Encounters at the Heart of the World: A History of the Mandan People
- First edition
- Author: Elizabeth A. Fenn
- Language: English
- Subjects: Mandan; colonialism; disease
- Genre: Indigenous History
- Published: 2014
- Publisher: Hill and Wang
- Publication place: United States
- Pages: 480
- Awards: Pulitzer Prize for History
- ISBN: 978-0-374-71107-8

= Encounters at the Heart of the World =

2014 book by Elizabeth A. Fenn

Encounters at the Heart of the World: A History of the Mandan People is a Pulitzer Prize–winning non-fiction history book by American historian Elizabeth A. Fenn about the Mandan people, a Native American tribe located in what is now North Dakota. It was published in 2014 by Hill and Wang. The book draws on a wide array of sources, including demographic, ethnographic, archaeological, epidemiological, and climatological research and records, as well as Fenn's own travels through the region.

== Contents ==
The title – and a central theme – of the book is drawn from the fact that the Mandan resided in their traditional territory near to the geographical center of the North American continent, which coincided with Mandan creation stories that positioned the Mandan at the center of the world. This is also, significantly, where the Heart River joins the Missouri. Fenn documents how this helped put the Mandan in a central political and economic position in the pre-contact world, despite the fact that the Mandan have typically entered the historical record only for their brief meeting with the Lewis and Clark Expedition in the winter of 1804–05, due largely to George Catlin's sketches and paintings. In the face of such a fleeting historical image, Fenn reconstructs the history of a sedentary and influential society that farmed extensively and was well positioned to control trading.

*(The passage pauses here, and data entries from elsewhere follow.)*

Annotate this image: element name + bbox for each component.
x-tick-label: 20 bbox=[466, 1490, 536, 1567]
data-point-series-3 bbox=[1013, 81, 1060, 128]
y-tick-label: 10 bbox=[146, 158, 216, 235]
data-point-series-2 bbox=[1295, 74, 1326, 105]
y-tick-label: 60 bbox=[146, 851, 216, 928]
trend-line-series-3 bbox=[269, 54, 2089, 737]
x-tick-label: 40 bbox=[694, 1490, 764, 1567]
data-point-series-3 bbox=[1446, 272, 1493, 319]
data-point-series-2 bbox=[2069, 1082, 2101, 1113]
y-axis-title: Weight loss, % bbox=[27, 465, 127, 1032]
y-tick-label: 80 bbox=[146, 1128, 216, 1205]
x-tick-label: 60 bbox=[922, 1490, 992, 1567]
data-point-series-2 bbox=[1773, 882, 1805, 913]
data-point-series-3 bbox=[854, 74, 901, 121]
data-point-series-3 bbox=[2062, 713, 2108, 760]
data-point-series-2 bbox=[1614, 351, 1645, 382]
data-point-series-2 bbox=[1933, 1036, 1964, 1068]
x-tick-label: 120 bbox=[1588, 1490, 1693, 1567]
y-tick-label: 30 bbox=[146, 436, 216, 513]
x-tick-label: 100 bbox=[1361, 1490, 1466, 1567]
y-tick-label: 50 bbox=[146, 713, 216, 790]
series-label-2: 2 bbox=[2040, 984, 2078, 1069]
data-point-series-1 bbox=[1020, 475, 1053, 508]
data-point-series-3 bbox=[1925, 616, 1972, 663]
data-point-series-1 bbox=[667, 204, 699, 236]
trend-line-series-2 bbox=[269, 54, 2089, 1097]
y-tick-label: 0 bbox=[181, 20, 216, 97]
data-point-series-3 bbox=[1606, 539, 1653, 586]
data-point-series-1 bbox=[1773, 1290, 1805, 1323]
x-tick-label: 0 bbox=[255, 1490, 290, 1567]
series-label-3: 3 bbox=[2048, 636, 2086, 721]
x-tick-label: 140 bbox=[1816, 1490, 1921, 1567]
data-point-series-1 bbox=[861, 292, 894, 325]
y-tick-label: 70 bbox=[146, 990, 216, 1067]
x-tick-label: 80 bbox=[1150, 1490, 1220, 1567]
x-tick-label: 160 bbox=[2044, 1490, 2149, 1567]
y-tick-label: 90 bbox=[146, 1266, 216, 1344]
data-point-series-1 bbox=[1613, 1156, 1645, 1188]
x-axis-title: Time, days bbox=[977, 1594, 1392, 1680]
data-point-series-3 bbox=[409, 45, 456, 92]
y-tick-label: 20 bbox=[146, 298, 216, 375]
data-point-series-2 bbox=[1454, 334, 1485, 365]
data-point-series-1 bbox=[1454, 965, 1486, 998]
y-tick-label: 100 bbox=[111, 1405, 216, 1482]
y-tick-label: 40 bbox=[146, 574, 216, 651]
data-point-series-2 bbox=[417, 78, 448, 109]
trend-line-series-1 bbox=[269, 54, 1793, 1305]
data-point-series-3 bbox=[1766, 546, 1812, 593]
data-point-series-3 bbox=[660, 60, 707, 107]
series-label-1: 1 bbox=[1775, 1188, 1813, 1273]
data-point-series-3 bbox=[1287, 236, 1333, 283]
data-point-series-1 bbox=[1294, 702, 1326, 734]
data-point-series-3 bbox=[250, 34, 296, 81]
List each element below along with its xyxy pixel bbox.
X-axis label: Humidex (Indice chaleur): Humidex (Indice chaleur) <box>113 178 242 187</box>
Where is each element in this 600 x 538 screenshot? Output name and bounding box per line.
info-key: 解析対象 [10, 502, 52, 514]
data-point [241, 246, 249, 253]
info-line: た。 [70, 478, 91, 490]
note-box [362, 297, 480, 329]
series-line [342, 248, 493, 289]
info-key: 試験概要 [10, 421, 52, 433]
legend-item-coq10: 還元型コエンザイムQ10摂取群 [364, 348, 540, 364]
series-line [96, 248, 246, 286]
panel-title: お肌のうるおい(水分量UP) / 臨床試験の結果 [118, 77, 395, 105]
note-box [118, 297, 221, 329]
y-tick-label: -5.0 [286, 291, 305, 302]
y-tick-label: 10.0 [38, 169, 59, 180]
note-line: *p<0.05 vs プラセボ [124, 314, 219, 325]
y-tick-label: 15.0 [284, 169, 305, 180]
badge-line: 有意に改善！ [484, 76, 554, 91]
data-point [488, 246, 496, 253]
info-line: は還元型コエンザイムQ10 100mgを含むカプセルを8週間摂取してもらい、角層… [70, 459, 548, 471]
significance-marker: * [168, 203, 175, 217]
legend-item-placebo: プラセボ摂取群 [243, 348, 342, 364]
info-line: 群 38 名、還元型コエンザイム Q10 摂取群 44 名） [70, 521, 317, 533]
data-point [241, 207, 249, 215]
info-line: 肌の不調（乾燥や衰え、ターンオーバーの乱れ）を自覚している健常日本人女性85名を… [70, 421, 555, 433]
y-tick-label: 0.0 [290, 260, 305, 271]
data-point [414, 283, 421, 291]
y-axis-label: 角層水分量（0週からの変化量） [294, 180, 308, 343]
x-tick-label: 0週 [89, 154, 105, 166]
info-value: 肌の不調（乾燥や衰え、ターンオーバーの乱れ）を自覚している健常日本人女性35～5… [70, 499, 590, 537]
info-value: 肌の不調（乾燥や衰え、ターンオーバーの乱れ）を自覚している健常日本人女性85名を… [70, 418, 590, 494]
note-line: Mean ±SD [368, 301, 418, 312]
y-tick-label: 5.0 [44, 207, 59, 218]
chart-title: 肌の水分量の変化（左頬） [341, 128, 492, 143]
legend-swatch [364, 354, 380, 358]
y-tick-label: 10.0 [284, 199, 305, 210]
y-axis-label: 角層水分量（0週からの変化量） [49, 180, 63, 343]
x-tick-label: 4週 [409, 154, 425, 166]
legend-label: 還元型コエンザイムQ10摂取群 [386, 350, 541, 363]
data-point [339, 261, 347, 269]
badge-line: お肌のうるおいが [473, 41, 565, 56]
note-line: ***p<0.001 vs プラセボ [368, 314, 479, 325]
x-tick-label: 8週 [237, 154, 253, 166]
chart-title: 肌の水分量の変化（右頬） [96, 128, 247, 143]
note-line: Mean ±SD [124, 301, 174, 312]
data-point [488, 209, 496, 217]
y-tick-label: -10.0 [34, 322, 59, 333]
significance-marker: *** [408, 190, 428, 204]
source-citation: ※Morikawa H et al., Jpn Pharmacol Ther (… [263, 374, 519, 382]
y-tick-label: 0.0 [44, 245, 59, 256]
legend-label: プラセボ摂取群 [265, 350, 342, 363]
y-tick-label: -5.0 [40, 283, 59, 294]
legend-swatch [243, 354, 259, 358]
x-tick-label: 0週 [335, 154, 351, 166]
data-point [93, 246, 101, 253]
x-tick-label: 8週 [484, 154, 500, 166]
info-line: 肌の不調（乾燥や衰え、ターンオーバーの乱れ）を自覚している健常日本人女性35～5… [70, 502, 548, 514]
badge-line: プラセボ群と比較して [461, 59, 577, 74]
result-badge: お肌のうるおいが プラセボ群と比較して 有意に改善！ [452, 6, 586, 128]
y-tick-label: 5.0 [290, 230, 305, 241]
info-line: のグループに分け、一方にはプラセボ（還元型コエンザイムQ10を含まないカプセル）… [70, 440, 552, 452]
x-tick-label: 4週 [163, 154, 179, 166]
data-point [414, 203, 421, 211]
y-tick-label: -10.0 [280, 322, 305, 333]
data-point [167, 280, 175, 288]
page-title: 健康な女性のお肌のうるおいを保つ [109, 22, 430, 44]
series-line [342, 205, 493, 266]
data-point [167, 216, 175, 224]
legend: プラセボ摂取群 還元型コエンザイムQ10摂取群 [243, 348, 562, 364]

Fenn charts the development of Mandan society over centuries, including the various challenges that often defined the long pre-contact period, such as droughts, climatic changes, and pests. She argues that the Mandan likely reached a peak population of approximately 12,000 by the year 1500, and that by 1750 their territory had become "one of the most dynamic centers of interaction in North America." Fenn emphasizes in particular the role of corn – and agricultural innovations that enabled the Mandan to store large surpluses of corn – to Mandan society, explaining that "for outsiders and plains denizens alike, it was the defining characteristic of the Mandans and their towns." Their agricultural prowess and geographic location made the Mandan a key confluence point in North American trading, which was largely oriented on a "north/south" axis, reaching from as far as Mexico in the south to Hudson Bay in the north.

As was the case with many Indigenous peoples, Fenn also charts how the impacts of European contact were felt by the Mandan long before direct contact was made, bringing new relationships and trading goods such as horses and guns, which served to bolster the Mandan position as a key trading center, as well as diseases, which ultimately undermined that position. Fenn traces the impacts of various epidemics of smallpox, whooping cough, and measles, which had a devastating impact, in some instances killing ninety percent of the Mandan population. In addition to diseases, the invasion of Brown rats into Mandan territory decimated stores of corn, creating malnutrition crises for the Mandan that exacerbated the effects of epidemics. Fenn writes that when it came to smallpox in particular, "the very traits that made the Mandans so prominent worked against them. Their long-distance contacts ensured that the virus reached their towns, possibly again and again; once it did, Mandan numbers and population density made transmission highly likely."

Although Fenn thus charts the decline of the Mandan population to a nadir of only a few hundred in the mid-nineteenth century, when they were forced to abandon their remaining villages, she also documents a history of resilience up to the present day, as the Mandan continue to survive as a people. Fenn discusses the revival of the traditional Okipa ceremony as one mark of modern resilience.

==Awards and recognition==
Encounters at the Heart of the World won the 2015 Pulitzer Prize for History. The book has been praised for its writing, with one historian, Richard White, hailing it as "part of a small renascence in historical writing."